Pirate Boys
Punk author Kathy Acker’s work is the starting point for a conversation about gender identity and body transformation and is linked to the punk movement of the 1970s and 1980s. This hybrid mix of documentary, fiction, photography, and literature aims to portray the plasticity of the cinematic body in a new way and explores traces of queerness in Acker’s work.
Mainstream discourses around the world define people in an unquestionable binary system. Pirate Boys and Atopia are both empowering and radical in showing how narrow these normative constructions are and how flexible and fluid gender is. Pol Merchan’s hybrid documentary moves smoothly from documentation of the punk era to a performative exploration of gender. The words of intersex photographer Del LaGrace Volcano describe transformative and self-determined bodies, souls, and scars.
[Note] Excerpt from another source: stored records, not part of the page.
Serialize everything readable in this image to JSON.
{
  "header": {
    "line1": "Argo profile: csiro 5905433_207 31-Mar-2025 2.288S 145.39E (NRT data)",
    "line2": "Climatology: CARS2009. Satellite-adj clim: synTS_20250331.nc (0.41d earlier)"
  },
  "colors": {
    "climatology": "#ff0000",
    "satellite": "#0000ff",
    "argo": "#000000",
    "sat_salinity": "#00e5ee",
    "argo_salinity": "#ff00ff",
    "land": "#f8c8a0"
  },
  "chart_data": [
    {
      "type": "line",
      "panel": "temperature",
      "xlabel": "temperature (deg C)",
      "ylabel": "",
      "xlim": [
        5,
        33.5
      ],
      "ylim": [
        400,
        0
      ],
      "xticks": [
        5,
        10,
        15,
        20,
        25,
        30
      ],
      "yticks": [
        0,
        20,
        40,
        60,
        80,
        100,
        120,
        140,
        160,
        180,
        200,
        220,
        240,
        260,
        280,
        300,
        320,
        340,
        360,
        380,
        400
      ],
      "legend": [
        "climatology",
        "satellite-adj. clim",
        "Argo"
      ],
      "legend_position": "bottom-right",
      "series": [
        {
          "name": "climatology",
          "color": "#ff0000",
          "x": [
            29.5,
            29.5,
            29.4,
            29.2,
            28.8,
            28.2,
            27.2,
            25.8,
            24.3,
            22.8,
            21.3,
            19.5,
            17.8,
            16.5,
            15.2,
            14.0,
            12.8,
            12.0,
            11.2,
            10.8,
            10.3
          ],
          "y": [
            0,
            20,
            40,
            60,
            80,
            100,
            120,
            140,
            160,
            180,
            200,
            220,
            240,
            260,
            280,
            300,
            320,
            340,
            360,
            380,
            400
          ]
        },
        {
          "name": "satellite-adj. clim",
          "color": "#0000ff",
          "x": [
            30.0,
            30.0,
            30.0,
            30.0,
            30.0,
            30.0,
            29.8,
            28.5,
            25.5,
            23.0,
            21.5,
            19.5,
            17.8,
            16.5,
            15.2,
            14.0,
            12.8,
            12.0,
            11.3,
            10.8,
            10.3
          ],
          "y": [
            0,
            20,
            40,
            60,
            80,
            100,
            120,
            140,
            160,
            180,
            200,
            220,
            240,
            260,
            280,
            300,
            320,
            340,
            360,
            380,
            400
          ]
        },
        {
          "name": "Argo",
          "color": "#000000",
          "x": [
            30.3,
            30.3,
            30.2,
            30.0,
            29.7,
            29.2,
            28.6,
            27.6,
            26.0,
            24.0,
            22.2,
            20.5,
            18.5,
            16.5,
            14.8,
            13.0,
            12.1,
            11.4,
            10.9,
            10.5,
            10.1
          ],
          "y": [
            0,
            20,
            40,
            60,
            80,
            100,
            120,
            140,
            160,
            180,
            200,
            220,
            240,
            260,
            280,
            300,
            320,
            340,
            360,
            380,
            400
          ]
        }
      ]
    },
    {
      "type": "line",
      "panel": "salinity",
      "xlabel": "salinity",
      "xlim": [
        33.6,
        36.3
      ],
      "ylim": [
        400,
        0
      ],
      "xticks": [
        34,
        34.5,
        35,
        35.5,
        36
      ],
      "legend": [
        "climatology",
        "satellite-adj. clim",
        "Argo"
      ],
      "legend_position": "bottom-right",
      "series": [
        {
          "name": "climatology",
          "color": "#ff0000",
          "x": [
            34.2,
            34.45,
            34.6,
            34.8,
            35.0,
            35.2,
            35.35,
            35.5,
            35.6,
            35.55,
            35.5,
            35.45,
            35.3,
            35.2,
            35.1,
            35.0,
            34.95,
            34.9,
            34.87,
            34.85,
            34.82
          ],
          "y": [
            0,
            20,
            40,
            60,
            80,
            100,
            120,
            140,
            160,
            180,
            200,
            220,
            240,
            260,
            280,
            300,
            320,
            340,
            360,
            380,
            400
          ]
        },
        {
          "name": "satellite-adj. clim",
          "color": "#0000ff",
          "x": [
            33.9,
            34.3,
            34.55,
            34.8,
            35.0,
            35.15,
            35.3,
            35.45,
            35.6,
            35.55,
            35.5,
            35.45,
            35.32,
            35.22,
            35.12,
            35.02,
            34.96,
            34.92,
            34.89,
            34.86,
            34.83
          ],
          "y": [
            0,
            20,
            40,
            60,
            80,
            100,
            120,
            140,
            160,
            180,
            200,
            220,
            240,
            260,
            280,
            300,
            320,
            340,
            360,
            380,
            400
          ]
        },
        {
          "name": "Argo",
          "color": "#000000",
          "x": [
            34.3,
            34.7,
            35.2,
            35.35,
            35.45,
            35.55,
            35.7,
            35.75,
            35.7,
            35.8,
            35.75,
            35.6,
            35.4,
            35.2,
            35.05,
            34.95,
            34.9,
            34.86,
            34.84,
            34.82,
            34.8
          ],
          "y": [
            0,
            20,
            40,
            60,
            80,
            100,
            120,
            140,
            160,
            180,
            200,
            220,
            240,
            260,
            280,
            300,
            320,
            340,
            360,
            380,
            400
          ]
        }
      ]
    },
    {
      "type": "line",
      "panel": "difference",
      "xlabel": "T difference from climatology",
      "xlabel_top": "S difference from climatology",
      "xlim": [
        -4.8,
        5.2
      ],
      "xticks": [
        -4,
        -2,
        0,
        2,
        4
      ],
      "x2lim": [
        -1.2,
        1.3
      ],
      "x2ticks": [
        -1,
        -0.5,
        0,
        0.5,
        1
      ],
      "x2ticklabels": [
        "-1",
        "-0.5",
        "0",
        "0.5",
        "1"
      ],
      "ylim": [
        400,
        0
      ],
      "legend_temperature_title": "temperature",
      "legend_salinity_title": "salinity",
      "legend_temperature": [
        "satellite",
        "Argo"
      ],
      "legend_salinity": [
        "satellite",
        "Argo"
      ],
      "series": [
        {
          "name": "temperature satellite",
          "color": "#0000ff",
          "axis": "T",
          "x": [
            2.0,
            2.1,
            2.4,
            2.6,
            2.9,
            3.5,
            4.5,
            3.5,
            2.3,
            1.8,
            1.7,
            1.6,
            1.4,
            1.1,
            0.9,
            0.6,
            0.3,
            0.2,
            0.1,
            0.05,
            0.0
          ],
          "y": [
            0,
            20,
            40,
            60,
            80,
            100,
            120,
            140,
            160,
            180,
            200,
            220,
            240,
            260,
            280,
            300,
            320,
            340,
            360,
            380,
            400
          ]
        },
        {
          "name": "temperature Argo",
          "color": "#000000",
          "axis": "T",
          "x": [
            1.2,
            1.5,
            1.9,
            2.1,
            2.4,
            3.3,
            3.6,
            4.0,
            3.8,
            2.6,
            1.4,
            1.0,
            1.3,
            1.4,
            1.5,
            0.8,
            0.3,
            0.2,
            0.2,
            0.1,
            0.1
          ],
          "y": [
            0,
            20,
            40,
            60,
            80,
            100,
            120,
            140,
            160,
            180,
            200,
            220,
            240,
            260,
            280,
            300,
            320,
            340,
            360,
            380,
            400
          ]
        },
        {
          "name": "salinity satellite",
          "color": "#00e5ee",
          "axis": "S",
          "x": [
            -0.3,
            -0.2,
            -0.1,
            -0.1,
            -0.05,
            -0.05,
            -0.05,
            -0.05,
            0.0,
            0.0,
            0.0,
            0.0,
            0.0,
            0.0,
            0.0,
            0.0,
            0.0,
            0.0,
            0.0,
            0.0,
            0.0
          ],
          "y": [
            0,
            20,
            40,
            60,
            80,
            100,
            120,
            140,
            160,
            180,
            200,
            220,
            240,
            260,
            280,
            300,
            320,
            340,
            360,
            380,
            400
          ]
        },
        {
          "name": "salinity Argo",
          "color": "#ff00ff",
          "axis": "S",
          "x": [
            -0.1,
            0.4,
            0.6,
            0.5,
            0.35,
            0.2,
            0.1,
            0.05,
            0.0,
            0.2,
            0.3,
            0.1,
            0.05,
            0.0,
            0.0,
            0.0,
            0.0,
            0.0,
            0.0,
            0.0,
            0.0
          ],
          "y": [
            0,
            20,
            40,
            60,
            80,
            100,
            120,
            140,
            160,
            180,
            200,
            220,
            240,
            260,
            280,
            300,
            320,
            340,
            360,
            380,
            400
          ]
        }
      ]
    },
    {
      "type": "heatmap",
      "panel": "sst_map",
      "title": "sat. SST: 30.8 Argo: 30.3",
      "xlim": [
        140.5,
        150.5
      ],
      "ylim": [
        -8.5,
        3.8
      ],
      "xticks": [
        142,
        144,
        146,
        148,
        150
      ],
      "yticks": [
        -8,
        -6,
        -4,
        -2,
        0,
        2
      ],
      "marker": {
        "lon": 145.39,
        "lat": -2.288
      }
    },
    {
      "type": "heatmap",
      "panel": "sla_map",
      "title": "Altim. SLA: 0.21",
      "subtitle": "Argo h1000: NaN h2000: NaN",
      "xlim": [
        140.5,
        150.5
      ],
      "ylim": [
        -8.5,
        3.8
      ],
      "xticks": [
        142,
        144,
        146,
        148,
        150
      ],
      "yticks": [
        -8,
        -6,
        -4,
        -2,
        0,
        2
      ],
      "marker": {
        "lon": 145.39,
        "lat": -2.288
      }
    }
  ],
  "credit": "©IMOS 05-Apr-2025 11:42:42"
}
Pirate Boys was chosen by Nastaran Tajeri-Foumani, a Berlin-based non-binary activist, musician, moderator, and researcher. Their main focus is on political topics such as queer feminism, social justice, and anti-racist/anti-discriminatory practice. As a creator of and facilitator for several formats, methods, and workshops, Nastaran invites audiences to dive deeper into social transformation and decolonial deconstruction.
An introspective essay about the search for a place between reality and imagination: a placeless place made up out of dreams and a longing for fluidity. Slowly, the grains of the compressed image become the sands of the atopic beach, revealing an imaginary place.